As a former northerner, there are three wailing sirens that accompany summer in New Orleans. Number one is, of course, the heat/humidity; a close second belongs to the surprisingly consistent 2 p.m. thunderstorms, which roll around just in time for my bus commute home.
Third, however, is a little more subtle, and belongs to a populous but skittish folk: lizards.
I distinctly remember the first lizard I ever saw in the wild: bright green, with a white belly and a red fan on its throat. I was warned about the heat, the crime and the sometimes oppressive smells of New Orleans before I moved down; no one had mentioned any lizards. I was ecstatic. I told everyone around me about the lizard, expecting them to be as amazed as I was; what was this tiny dinosaur doing out in the wild? The bystanders were unimpressed.

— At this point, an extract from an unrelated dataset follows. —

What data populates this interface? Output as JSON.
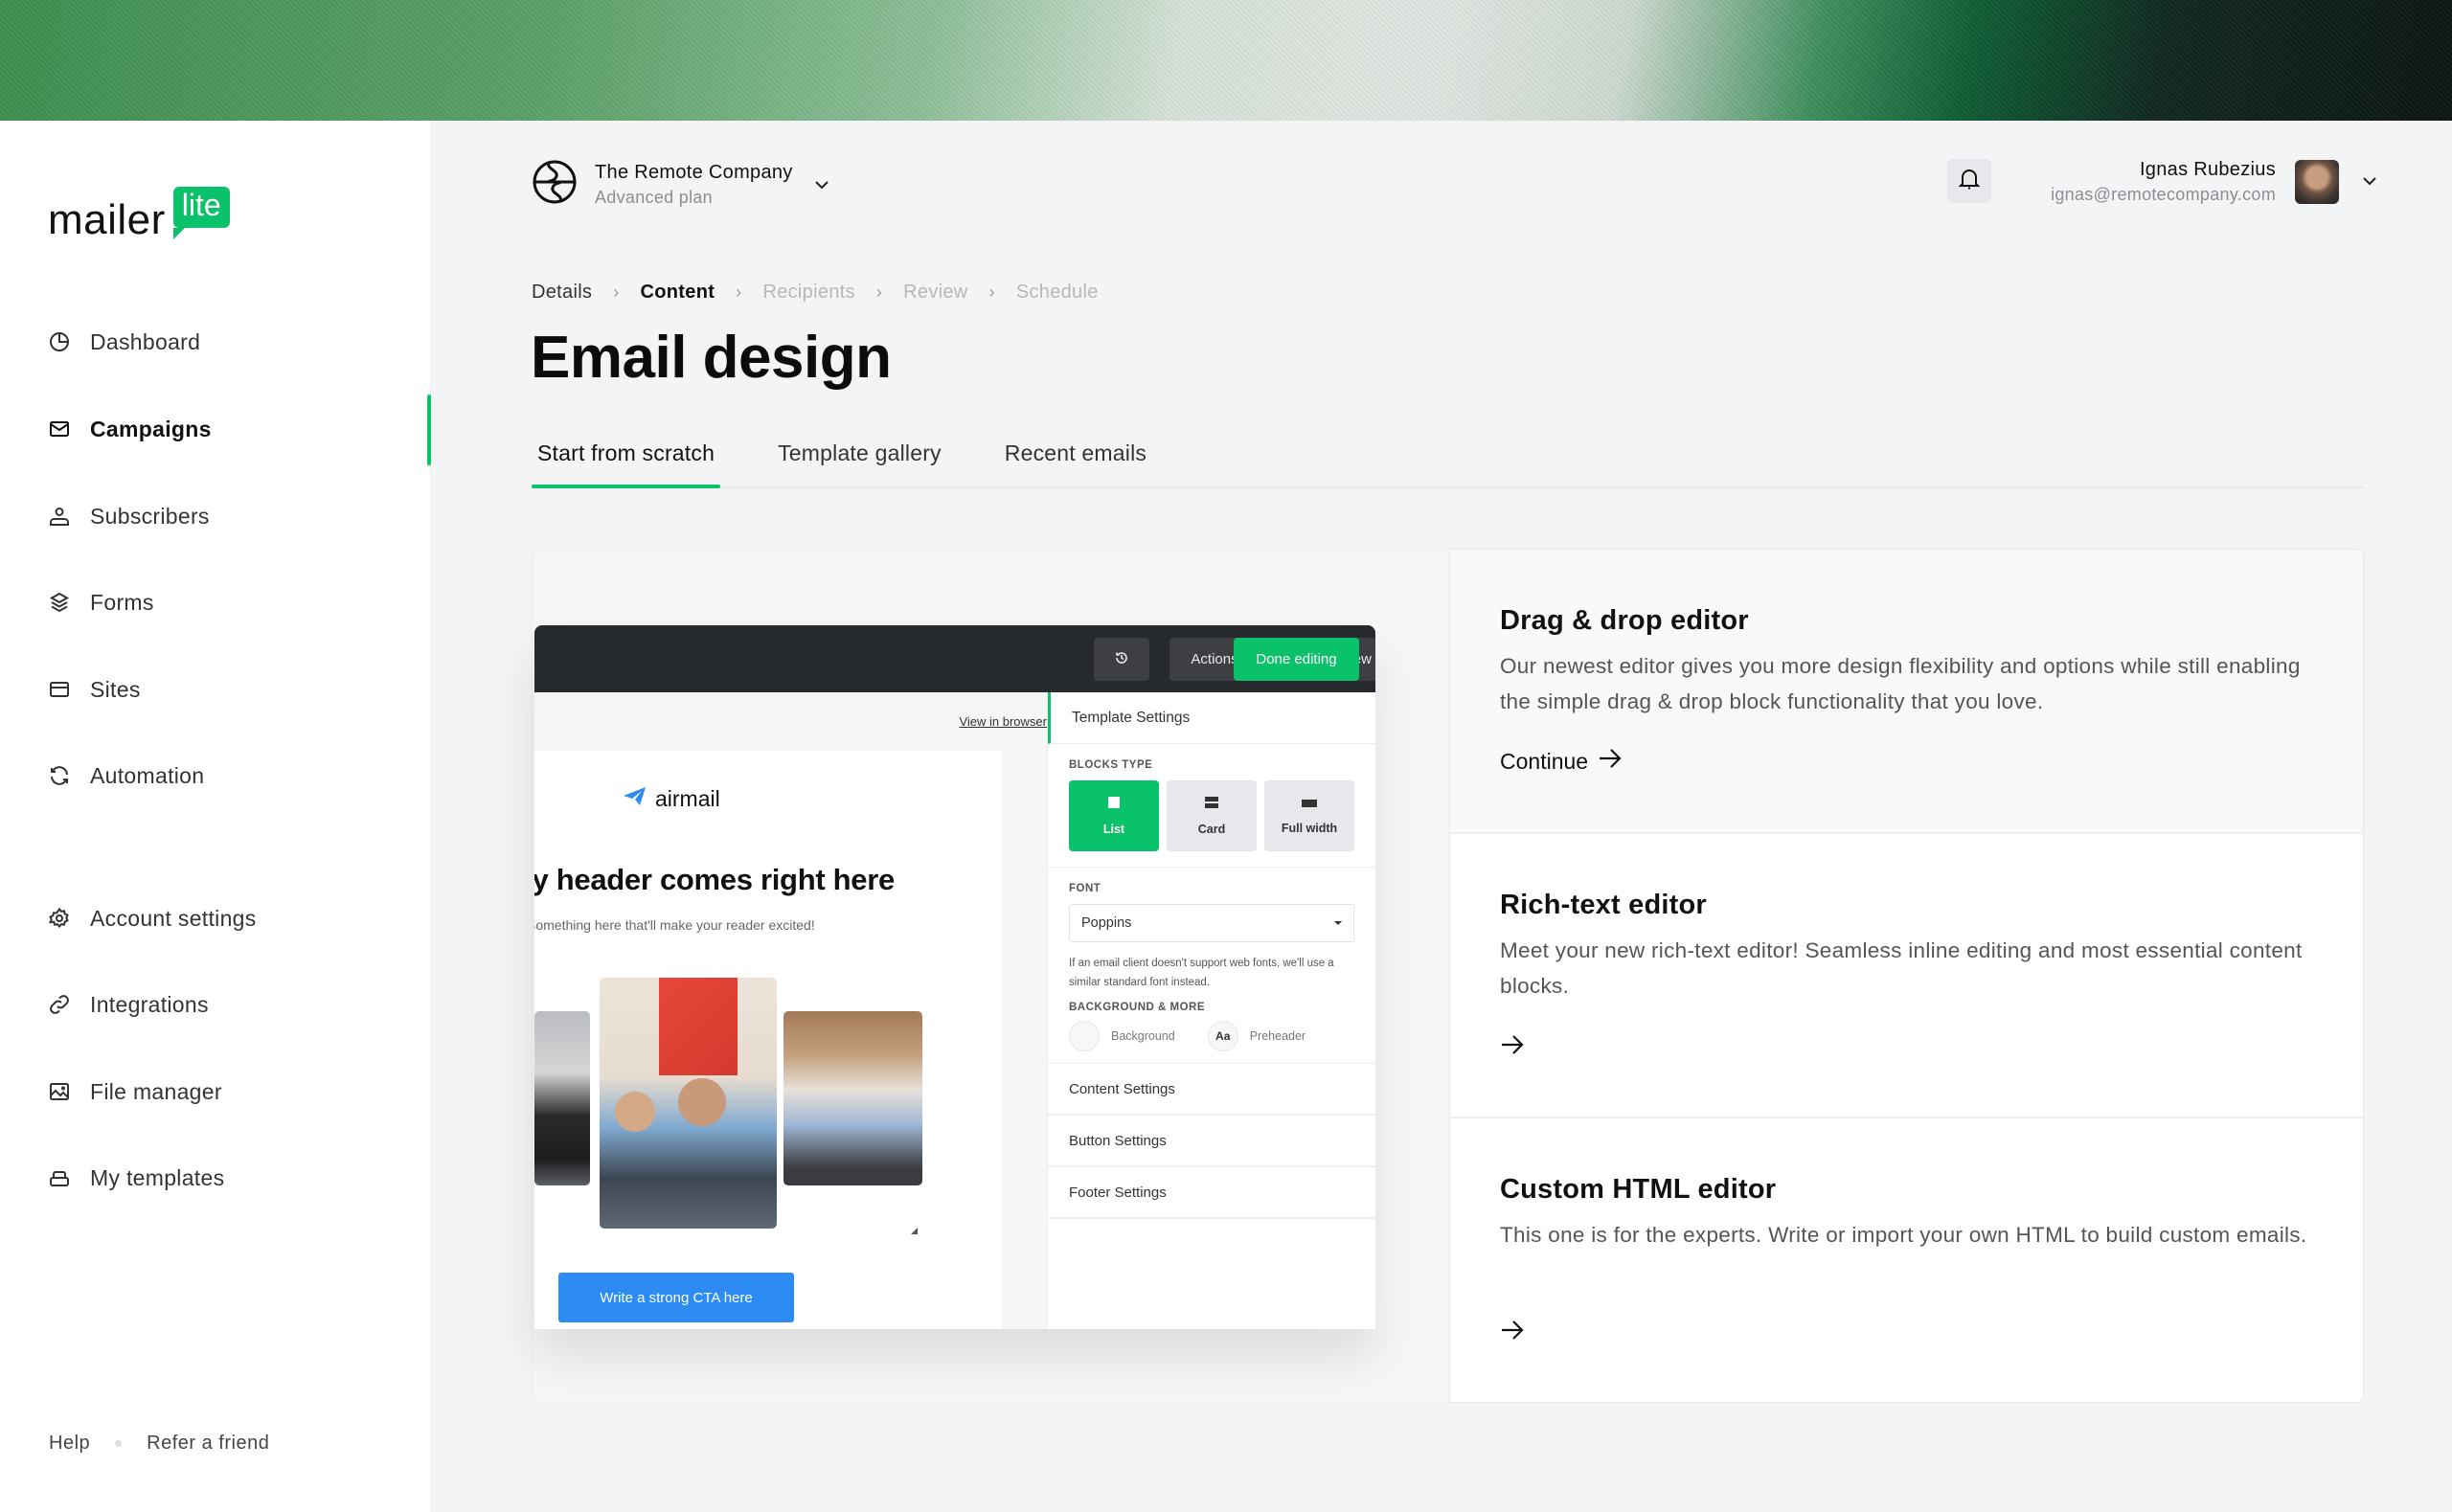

Since then I have gotten used to the lizards, but they’ve never lost their charm. I found this particular gentleman while I was stalking around my neighborhood on the lookout for any sort of Uptown swamp creatures when I spotted this little guy posing majestically on a rusty chain link fence. In my experience, lizards notoriously difficult to approach and rarely stay in a convenient spot long enough for you to take a really good picture of them once you’ve spotted them. This seemed like a golden moment. I reduced my depth of field to bring focus to the lizard and took a couple of shots, one of which culminated in this little portrait of a creature who is, in some ways, a lot like summer in New Orleans: its presence seems inescapable between the months of May and September, but when it’s gone you can’t help but miss it a little.